After their 12th meeting on July 31, they agreed on the nine, whose term will commence after they are presented the Instruments of Appointment by the President on Aug 26.
One of the newly appointed NMPs, social entrepreneur and co-founder of The Thought Collective, Ms Kuik Shiao-Yin, told TODAY that while plenty of attention had been given to social enterprises, it was important to “broaden the definitions of what social entrepreneurship is and look into the current subsidies available for small and medium enterprises, which social enterprises could also tap”.
Another newly appointed NMP was lawyer and Society for the Physically Disabled president Chia Yong Yong, who has been a wheelchair user for the past 20 years due to peroneal muscular atrophy.
Asked whether her nomination would pave the way for more people with disabilities to enter Parliament, Ms Chia said she hoped it would “encourage persons with different limitations to know they too can serve society and that they have the same opportunities to step up”. “It is also an indication of the Government’s openness to have a wider range of views in Parliament,” she added.
Ms Chia’s appointment — she is the first parliamentarian with physical disabilities in recent years — is a step in the right direction, said political analysts. Former NMP Siew Kum Hong said: “This recognises her accomplishments and also demonstrates that disabled persons are able to participate in public life just as much as able-bodied people.”
Mr Zulkifli Baharudin, also a former NMP, said it showed the committee recognised that Ms Chia could contribute as much as anyone else. He added that the current slate of NMPs is also “reflective of current thinking”, where increased focus would be placed on social issues. “Society is changing and I think the leadership must change to reflect this too.”
However, Mr Siew noted that while the choices all seemed to be established individuals, “they do seem safe”. He was disappointed that there were no appointments from civil society and the arts community — the only candidate was Drama Box artistic director Kok Heng Leun. “The arts community’s process is probably the most bottom-up, transparent and grassroots-driven of all the processes for surfacing nominees. So it’s disappointing that the committee did not select the nominee with probably the most legitimacy in terms of representing a functional constituency.”

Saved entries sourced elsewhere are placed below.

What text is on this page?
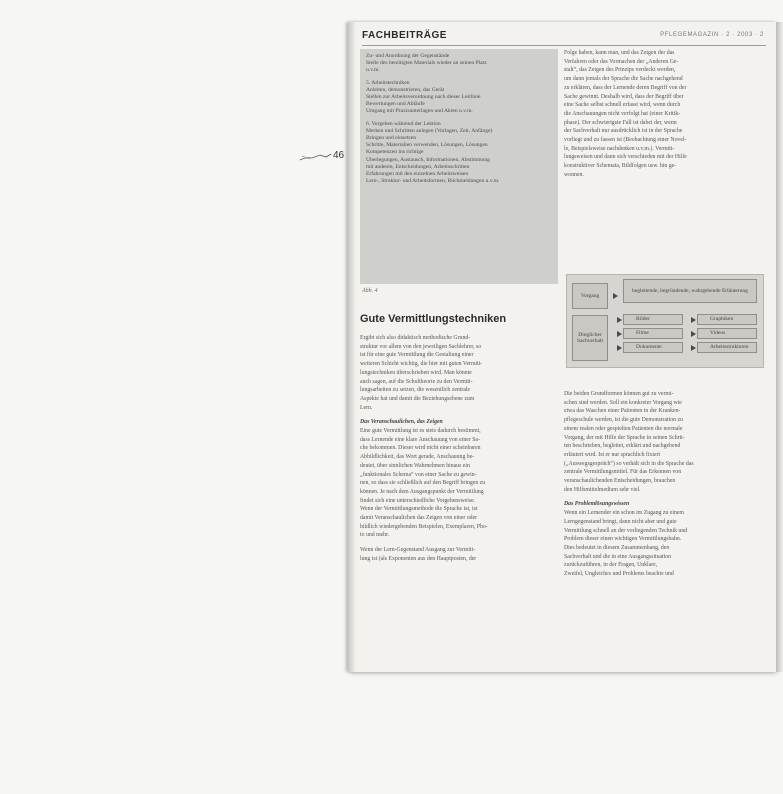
FACHBEITRÄGE	PFLEGEMAGAZIN · 2 · 2003 · 2
Zu- und Anordnung der Gegenstände
Stelle des benötigten Materials wieder an seinen Platz
u.v.m.
5. Arbeitstechniken
Anleiten, demonstrieren, das Gerät
Stellen zur Arbeitsverordnung nach dieser Leitlinie
Bewertungen und Abläufe
Umgang mit Praxisunterlagen und Akten u.v.m.
6. Vorgehen während der Lektion
Merken und Schritten anlegen (Vorlagen, Zeit, Anfänge)
Bringen und einsetzen
Schritte, Materialien verwenden, Lösungen, Lösungen
Kompetenzen ins richtige
Überlegungen, Austausch, Informationen, Abstimmung
mit anderen, Entscheidungen, Arbeitsschritten
Erfahrungen mit den einzelnen Arbeitsweisen
Lern-, Struktur- und Arbeitsformen, Rückmeldungen u.v.m.
Abb. 4
Gute Vermittlungstechniken
Ergibt sich also didaktisch methodische Grund-
struktur vor allem von den jeweiligen Sachlehrer, so
ist für eine gute Vermittlung die Gestaltung einer
weiteren Schicht wichtig, die hier mit guten Vermitt-
lungstechniken überschrieben wird. Man könnte
auch sagen, auf die Schultheorie zu den Vermitt-
lungsarbeiten zu setzen, die wesentlich zentrale
Aspekte hat und damit die Beziehungsebene zum
Lern.
Das Veranschaulichen, das Zeigen
Eine gute Vermittlung ist es stets dadurch bestimmt,
dass Lernende eine klare Anschauung von einer Sa-
che bekommen. Dieser wird nicht einer scheinbaren
Abbildlichkeit, das Wort gerade, Anschauung be-
deutet, über sinnlichen Wahrnehmen hinaus ein
„funktionales Schema“ von einer Sache zu gewin-
nen, so dass sie schließlich auf den Begriff bringen zu
können. Je nach dem Ausgangspunkt der Vermittlung
findet sich eine unterschiedliche Vorgehensweise.
Wenn der Vermittlungsmethode die Sprache ist, ist
damit Veranschaulichen das Zeigen von einer oder
bildlich wiedergebenden Beispielen, Exemplaren, Pho-
to und mehr.
Wenn der Lern-Gegenstand Ausgang zur Vermitt-
lung ist (als Exponenten aus den Hauptposten, der
Folge haben, kann man, und das Zeigen der das
Verfahren oder das Vormachen der „Anderen Ge-
stalt“, das Zeigen des Prinzips verdeckt werden,
um dann jemals der Sprache die Sache nachgehend
zu erklären, dass der Lernende deren Begriff von der
Sache gewinnt. Deshalb wird, dass der Begriff über
eine Sache selbst schnell erfasst wird, wenn durch
die Anschauungen nicht verfolgt hat (einer Kritik-
phase). Der schwierigste Fall ist dabei der, wenn
der Sachverhalt nur ausdrücklich ist in der Sprache
vorliegt und zu fassen ist (Beobachtung einer Novel-
le, Beispielsweise nachdenken u.v.m.). Vermitt-
lungsweisen und dann sich verschieden mit der Hilfe
konstruktiver Schemata, Bildfolgen usw. hin ge-
wonnen.
Vorgang
begleitende, begründende, wahrgebende Erläuterung
Dinglicher Sachverhalt
Bilder	Graphiken
Filme	Videos
Dokumente	Arbeitsstrukturen
Die beiden Grundformen können gut zu vermi-
schen sind werden. Soll ein konkreter Vorgang wie
etwa das Waschen einer Patienten in der Kranken-
pflegeschule werden, ist die gute Demonstration zu
einem realen oder gespielten Patienten die normale
Vorgang, der mit Hilfe der Sprache in seinen Schrit-
ten beschrieben, begleitet, erklärt und nachgebend
erläutert wird. Ist er nur sprachlich fixiert
(„Auswegsgespräch“) so verhält sich in die Sprache das
zentrale Vermittlungsmittel. Für das Erkennen von
veranschaulichenden Entscheidungen, brauchen
den Hilfsmittelmedium sehr viel.
Das Problemlösungswissen
Wenn ein Lernender ein schon im Zugang zu einem
Lerngegenstand bringt, dann nicht aber und gute
Vermittlung schnell an der vorliegenden Technik und
Problem dieser einen wichtigen Vermittlungsbahn.
Dies bedeutet in diesem Zusammenhang, den
Sachverhalt und die in eine Ausgangssituation
zurückzuführen, in der Fragen, Unklare,
Zweifel, Ungleiches und Problems beachte und
46
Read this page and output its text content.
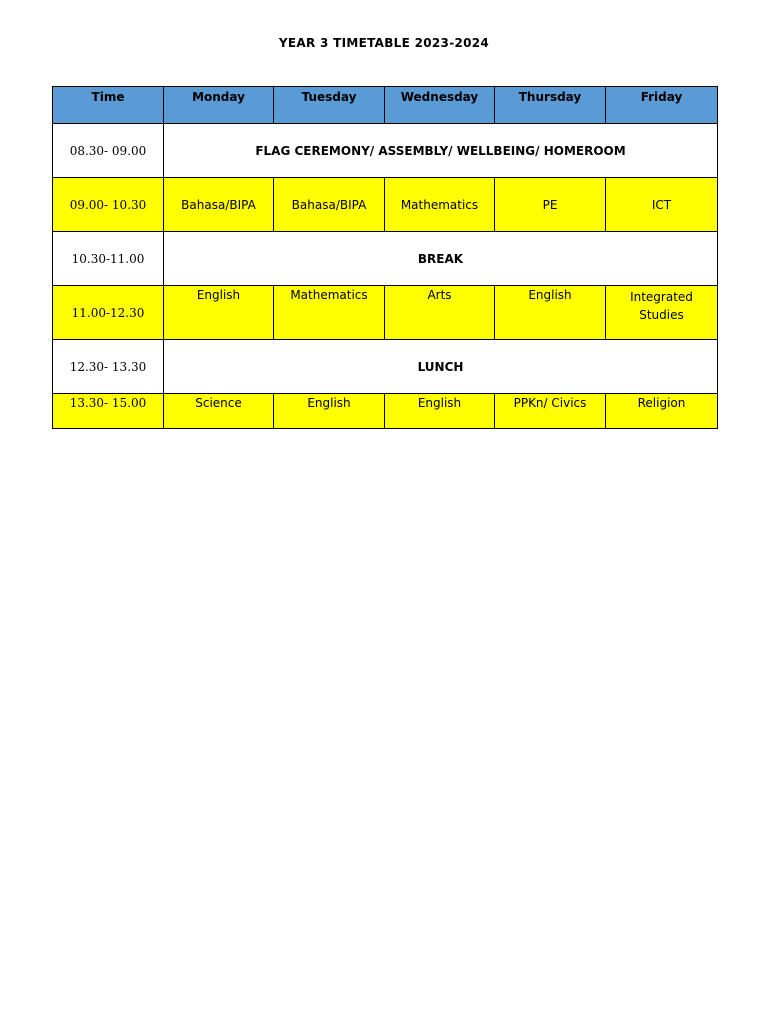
YEAR 3 TIMETABLE 2023-2024
Time	Monday	Tuesday	Wednesday	Thursday	Friday
08.30- 09.00	FLAG CEREMONY/ ASSEMBLY/ WELLBEING/ HOMEROOM				
09.00- 10.30	Bahasa/BIPA	Bahasa/BIPA	Mathematics	PE	ICT
10.30-11.00	BREAK				
11.00-12.30	English	Mathematics	Arts	English	Integrated Studies

12.30- 13.30	LUNCH				
13.30- 15.00	Science	English	English	PPKn/ Civics	Religion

When contacted, Mr Kok, 48, expressed disappointment, but said “the advocacy for the arts will not stop”. “We probably have to start thinking about finding and creating more legitimate spaces to talk about arts policies and important arts issues. Maybe, we should start thinking about forming NGOs to look at arts advocacy work,” he said.
Besides Mr Kok, other nominees not selected included Singapore Kindness Movement secretary-general William Wan, Paralympian William Tan and blogger Roy Ngerng.
Meanwhile, other NMPs appointed outlined issues they would raise. Singapore Chinese Chamber of Commerce and Industry president Thomas Chua, 60, said he would voice the concerns of businesses, in particular SMEs. Veteran unionist and National Trades Union Congress vice-president K Karthikeyan said workers’ welfare and cost-of-living issues the “sandwich” class faced would be his areas of concern. These are also issues close to the heart of banker Mohd Ismail Hussein, who is director of the Association of Muslim Professionals.
SIM University associate professor Randolph Tan said education training and economic productivity would be on his agenda, while Changi Sports Medicine Centre senior consultant Benedict Tan said he would focus on sports “to ensure our society fully leverages on benefits of sports, exercise and physical activity as a whole”.
The other two appointed NMPs, architect Rita Soh and historian Tan Tai Yong, could not be reached for comment at press time.